Tuesday, January 29, 2019

QUICK TAKE REVIEW by Beverly Creasey Extra Extra Read All About It: IMAGINARY BEASTS BANISH WINTER PAUL BUNYAN visits The Charlestown Working Theater through Feb. 10


The Winter Panto is a seasonal tradition in the U.K. Audiences young and old are regaled by stock characters (representing good and evil) as they banish old man winter (until next year) and welcome in the spring.

The only people having more fun than the performers staging a winter panto on this side of the pond, are the children joining in on the merry mayhem. They don’t have to be asked twice. They happily shout down the villains in Imaginary Beasts’ PAUL BUNYAN (and the winter of the BLUE SNOW), to warn the “good and true” characters of an approaching “baddie.”
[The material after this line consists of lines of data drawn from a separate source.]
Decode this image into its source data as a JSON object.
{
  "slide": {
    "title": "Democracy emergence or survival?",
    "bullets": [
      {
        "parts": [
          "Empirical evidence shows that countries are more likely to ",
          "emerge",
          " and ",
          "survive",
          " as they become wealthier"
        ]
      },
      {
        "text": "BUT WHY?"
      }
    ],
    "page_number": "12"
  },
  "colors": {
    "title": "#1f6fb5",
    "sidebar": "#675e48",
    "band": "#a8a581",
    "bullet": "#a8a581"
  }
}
The children (and a lot of the parents, as well) boo and hiss and at just the right moment, they offer contrarian advice to a stubborn character who dares to say, “No, I can’t.” The seemingly spontaneous “Oh, yes you can” audience reply goes back and forth until the children can’t laugh anymore. For most of them, I suspect this isn’t their first rodeo.
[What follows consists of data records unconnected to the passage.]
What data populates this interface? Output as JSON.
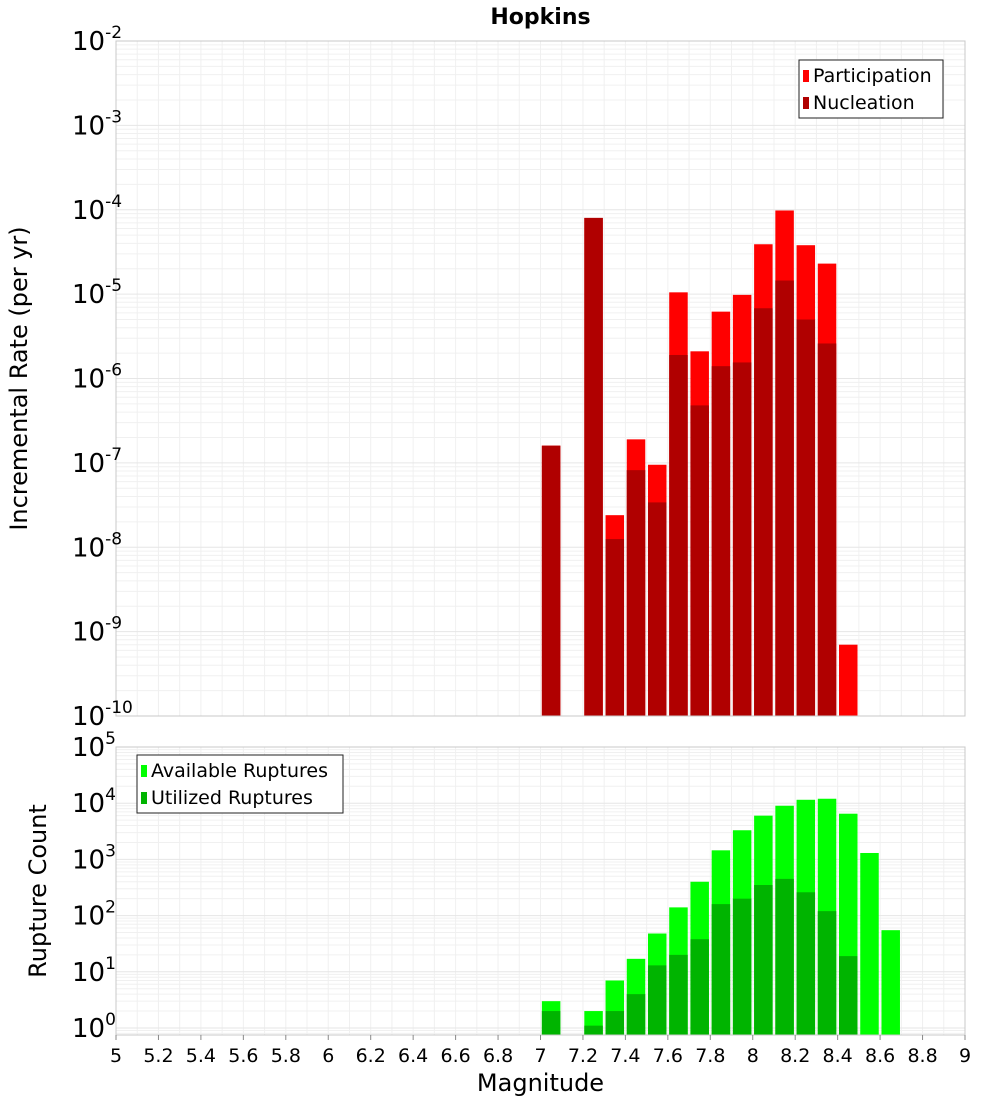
{
  "chart_data": [
    {
      "type": "bar",
      "title": "Hopkins",
      "ylabel": "Incremental Rate (per yr)",
      "xlabel": "",
      "xlim": [
        5,
        9
      ],
      "ylim": [
        1e-10,
        0.01
      ],
      "yscale": "log",
      "grid": true,
      "legend_position": "top-right",
      "y_tick_labels": [
        {
          "base": "10",
          "exp": "-10",
          "value": 1e-10
        },
        {
          "base": "10",
          "exp": "-9",
          "value": 1e-09
        },
        {
          "base": "10",
          "exp": "-8",
          "value": 1e-08
        },
        {
          "base": "10",
          "exp": "-7",
          "value": 1e-07
        },
        {
          "base": "10",
          "exp": "-6",
          "value": 1e-06
        },
        {
          "base": "10",
          "exp": "-5",
          "value": 1e-05
        },
        {
          "base": "10",
          "exp": "-4",
          "value": 0.0001
        },
        {
          "base": "10",
          "exp": "-3",
          "value": 0.001
        },
        {
          "base": "10",
          "exp": "-2",
          "value": 0.01
        }
      ],
      "x": [
        7.05,
        7.25,
        7.35,
        7.45,
        7.55,
        7.65,
        7.75,
        7.85,
        7.95,
        8.05,
        8.15,
        8.25,
        8.35,
        8.45
      ],
      "series": [
        {
          "name": "Participation",
          "color": "#ff0000",
          "values": [
            1.6e-07,
            8e-05,
            2.4e-08,
            1.9e-07,
            9.5e-08,
            1.05e-05,
            2.1e-06,
            6.2e-06,
            9.8e-06,
            3.9e-05,
            9.8e-05,
            3.8e-05,
            2.3e-05,
            7e-10
          ]
        },
        {
          "name": "Nucleation",
          "color": "#b00000",
          "values": [
            1.6e-07,
            8e-05,
            1.25e-08,
            8.2e-08,
            3.4e-08,
            1.9e-06,
            4.8e-07,
            1.4e-06,
            1.55e-06,
            6.8e-06,
            1.45e-05,
            5e-06,
            2.6e-06,
            null
          ]
        }
      ]
    },
    {
      "type": "bar",
      "title": "",
      "ylabel": "Rupture Count",
      "xlabel": "Magnitude",
      "xlim": [
        5,
        9
      ],
      "ylim": [
        0.75,
        100000.0
      ],
      "yscale": "log",
      "grid": true,
      "legend_position": "top-left",
      "y_tick_labels": [
        {
          "base": "10",
          "exp": "0",
          "value": 1
        },
        {
          "base": "10",
          "exp": "1",
          "value": 10
        },
        {
          "base": "10",
          "exp": "2",
          "value": 100
        },
        {
          "base": "10",
          "exp": "3",
          "value": 1000
        },
        {
          "base": "10",
          "exp": "4",
          "value": 10000
        },
        {
          "base": "10",
          "exp": "5",
          "value": 100000
        }
      ],
      "x_tick_labels": [
        "5",
        "5.2",
        "5.4",
        "5.6",
        "5.8",
        "6",
        "6.2",
        "6.4",
        "6.6",
        "6.8",
        "7",
        "7.2",
        "7.4",
        "7.6",
        "7.8",
        "8",
        "8.2",
        "8.4",
        "8.6",
        "8.8",
        "9"
      ],
      "x_tick_values": [
        5,
        5.2,
        5.4,
        5.6,
        5.8,
        6,
        6.2,
        6.4,
        6.6,
        6.8,
        7,
        7.2,
        7.4,
        7.6,
        7.8,
        8,
        8.2,
        8.4,
        8.6,
        8.8,
        9
      ],
      "x": [
        7.05,
        7.25,
        7.35,
        7.45,
        7.55,
        7.65,
        7.75,
        7.85,
        7.95,
        8.05,
        8.15,
        8.25,
        8.35,
        8.45,
        8.55,
        8.65
      ],
      "series": [
        {
          "name": "Available Ruptures",
          "color": "#00ff00",
          "values": [
            3,
            2,
            7,
            17,
            48,
            140,
            400,
            1450,
            3300,
            6000,
            9000,
            11500,
            12000,
            6500,
            1300,
            55
          ]
        },
        {
          "name": "Utilized Ruptures",
          "color": "#00b400",
          "values": [
            2,
            1.1,
            2,
            4,
            13,
            20,
            38,
            160,
            200,
            350,
            450,
            260,
            120,
            19,
            null,
            null
          ]
        }
      ]
    }
  ]
}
The Beasts have chosen a bit of Americana to hang this panto on: Paul Bunyan (Kiki Samko) and the famous blue ox, Babe (Colin McIntyre) figure at the center of a wager. King Zero, as in temperature, (company director Matthew Woods) has issued a challenge to an old storyteller, (Dan Prior), who sounds suspiciously like Hal Holbrook/ Mark Twain, although his name would suggest he hails from Oklahoma.
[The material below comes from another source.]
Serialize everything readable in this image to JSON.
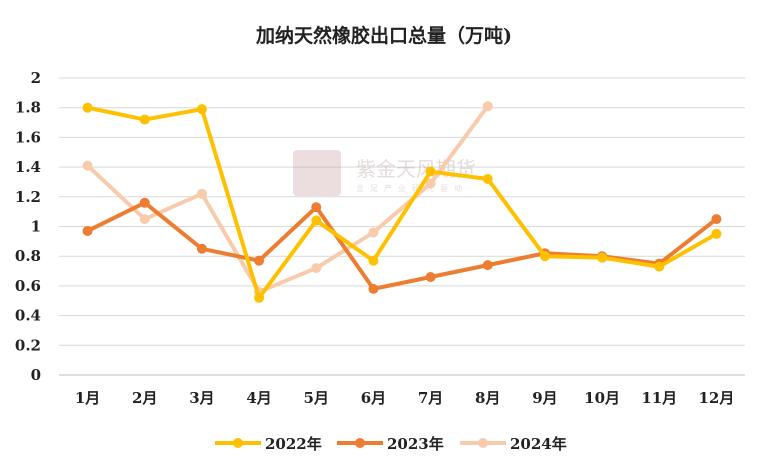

But I digress… and I caught it from the Beasts. There’s a contest afoot and if Oakey loses, winter will never end and the moon (Jemma Tory) will disappear. I’m not 100 % on this but I think that’s Woods’ plot. It really doesn’t matter because the joy of panto rests squarely on the shoulders of the characters.

From wily, ecologically motivated trees (James K. Sims and Kim Klasner) that can outfox any logger… to Amy Meyer’s runaway, tap dancing giant pancake… to Noah Simes’ shamelessly flirtatious “Dame” (fabulous costumes from Cotton Talbot-Minken and Sophia Nora for the flapjack), the premium placed on each and every character is to collect as many laughs as are possible. And, “Oh, yes they can.” Even the puppets get in on the hilarity.

Samko’s sensational Bunyan is aided in this shaggy dog story by a perky, indefatigable Laura Detwiler and a sad sack, self-doubting pup whose fleas even flee from his moaning. He’s portrayed by the incomparable Joey C. Pelletier. The entire kit and caboodle sing and dance selections, for example, from the late Captain and (the still with us) Tennille’s Muskrat Love, all the way up to Rogers and Hammerstein’s You’ll Never Walk Alone (delivered in high operatic form by Ly Meloccaro in a beard borrowed from James Harden or maybe I’ve been watching too much basketball), just another surprise to another madcap panto.